Принятие вашего исходного подхода в максимально возможной степени (с использованием mapreduce)
from functools import reduce
import csv
def mapper(f):
" Select fields of input data"
while f:
customer, _, _, product, cost = f.rstrip().split(',')
return customer, product, cost
def reducer(acc, v):
" Used by reduce to generate dictionary of products by customer and revenue"

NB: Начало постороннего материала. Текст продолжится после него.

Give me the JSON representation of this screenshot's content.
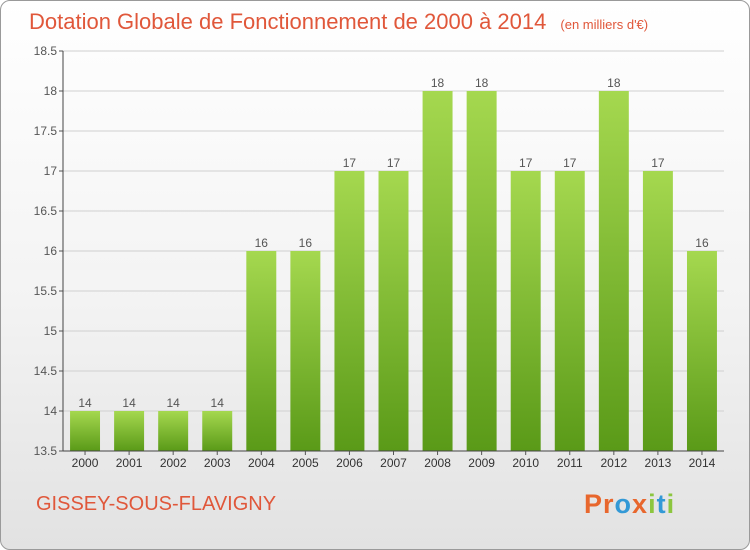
{
  "header": {
    "title": "Dotation Globale de Fonctionnement de 2000 à 2014",
    "unit": "(en milliers d'€)"
  },
  "footer": {
    "city": "GISSEY-SOUS-FLAVIGNY",
    "logo": {
      "letters": [
        "P",
        "r",
        "o",
        "x",
        "i",
        "t",
        "i"
      ],
      "colors": [
        "#e8672d",
        "#e8672d",
        "#3399d6",
        "#e8672d",
        "#8cc63f",
        "#3399d6",
        "#8cc63f"
      ]
    }
  },
  "colors": {
    "title": "#e0573a",
    "bar_top": "#a5d84f",
    "bar_bottom": "#5a9a18",
    "grid": "#d0d0d0"
  },
  "chart_data": {
    "type": "bar",
    "title": "Dotation Globale de Fonctionnement de 2000 à 2014",
    "subtitle": "(en milliers d'€)",
    "xlabel": "",
    "ylabel": "",
    "categories": [
      "2000",
      "2001",
      "2002",
      "2003",
      "2004",
      "2005",
      "2006",
      "2007",
      "2008",
      "2009",
      "2010",
      "2011",
      "2012",
      "2013",
      "2014"
    ],
    "values": [
      14,
      14,
      14,
      14,
      16,
      16,
      17,
      17,
      18,
      18,
      17,
      17,
      18,
      17,
      16
    ],
    "ylim": [
      13.5,
      18.5
    ],
    "yticks": [
      "13.5",
      "14",
      "14.5",
      "15",
      "15.5",
      "16",
      "16.5",
      "17",
      "17.5",
      "18",
      "18.5"
    ],
    "grid": true
  }
}
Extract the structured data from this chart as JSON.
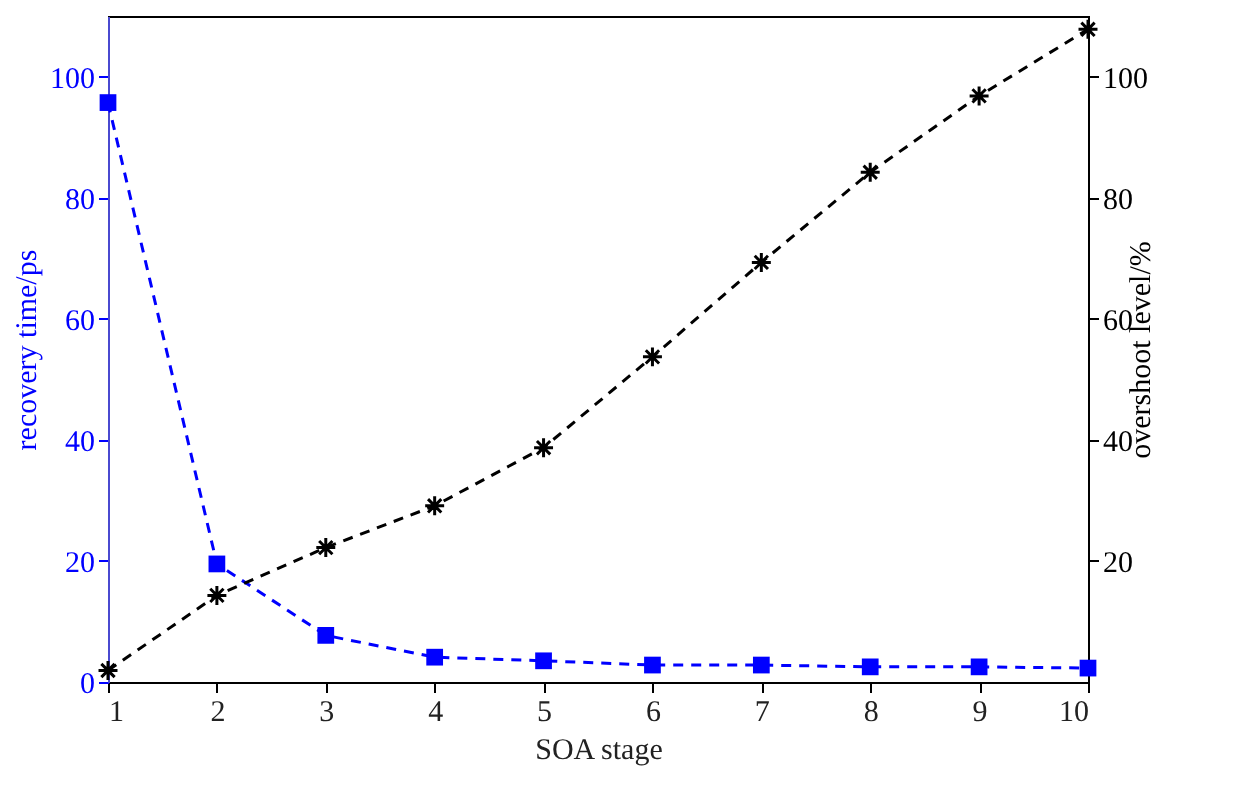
{
  "chart_data": {
    "type": "line",
    "xlabel": "SOA stage",
    "ylabel": "recovery time/ps",
    "y2label": "overshoot level/%",
    "x": [
      1,
      2,
      3,
      4,
      5,
      6,
      7,
      8,
      9,
      10
    ],
    "xlim": [
      1,
      10
    ],
    "xticks": [
      1,
      2,
      3,
      4,
      5,
      6,
      7,
      8,
      9,
      10
    ],
    "ylim": [
      0,
      110
    ],
    "yticks": [
      0,
      20,
      40,
      60,
      80,
      100
    ],
    "y2lim": [
      0,
      110
    ],
    "y2ticks": [
      20,
      40,
      60,
      80,
      100
    ],
    "line_style": "dashed",
    "grid": false,
    "series": [
      {
        "color": "#0000ff",
        "marker": "square",
        "values": [
          95.7,
          19.5,
          7.7,
          4.1,
          3.5,
          2.8,
          2.8,
          2.5,
          2.5,
          2.3
        ]
      },
      {
        "color": "#000000",
        "marker": "cross",
        "axis": "y2",
        "values": [
          1.9,
          14.3,
          22.2,
          29.1,
          38.7,
          53.7,
          69.3,
          84.2,
          96.8,
          107.8
        ]
      }
    ]
  }
}
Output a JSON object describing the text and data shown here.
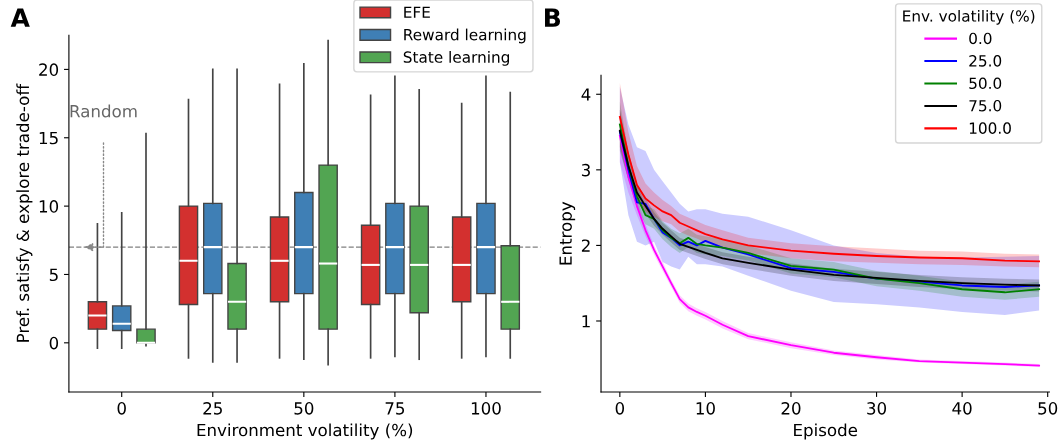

customer, product, cost = v
if not product in acc:
acc[product] = {}
if not customer in acc[product]:
acc[product][customer] = []
acc[product][customer].append(cost)
return acc
def create_row(results, product):
" Generate stats row for a product "
customers = results[product]
return {"Product":product,
"CustomerCount": len(results[product]),
"TotalRevenue": sum(float(cost) for customer, costs in customers.items() for cost in costs)}
with open('test.csv') as ifile:
next(ifile)
data = map(mapper, ifile)
# Generate results as a nested dictionary
results = reduce(reducer, data, {})
# List of products in alphabetical order
products = sorted(results.keys())
# Show results as CSV File
fieldnames = ["Product", "CustomerCount", "TotalRevenue"]
with open("results.csv", "w") as ofile:
writer = csv.DictWriter(ofile, fieldnames=fieldnames)
writer.writeheader()
rows = map(lambda product: create_row(results, product), products)
writer.writerows(rows)
Тест
Входной файл
Customer, Transaction, Date, Product, Cost
X,1,02/02,A,10.99
X,1,02/02,B,4.99
X,2,04/02,A,9.99
Y,4,10/02,C,0.99
Y,5,03/03,D,13.99
Z,7,03/04,D,13.99
Z,9,07/05,B,5.99
Z,9,07/05,A,11.99
Выходной файл
Product, CustomerCount, TotalRevenue
A,2,32.97
B,2,10.98
C,1,0.99
D,2,27.98
Примечание: словарь результатов был
{'A': {'X': ['10.99', '9.99'], 'Z': ['11.99']},
'B': {'X': ['4.99'], 'Z': ['5.99']},
'C': {'Y': ['0.99']},
'D': {'Y': ['13.99'], 'Z': ['13.99']}}
Альтернативный подход с использованием Python Groupby
from itertools import groupby
with open('test.csv') as ifile, open('results.csv', 'w') as ofile:
next(ifile) # skip input file header
# Input Data as list of list
data = [line.rstrip().split(',') for line in ifile]
# Function key for sorting and grouping by product field in each sublist
keyfunc = lambda x: x[3] # product column
# Inplace sort
data.sort(key=keyfunc) # Sort by product
# Write Header
ofile.write('Product, CustomerCount, TotalRevenue' + '\n') # Header
# Process by grouping by product field
for product, g in groupby(data, keyfunc):
g = list(g)
customers = set(x[0] for x in g) # set of customers in current grouping
total_revenue = sum(float(x[4]) for x in g)
ofile.write(f'{product},{len(customers)},{total_revenue:.2f}\n')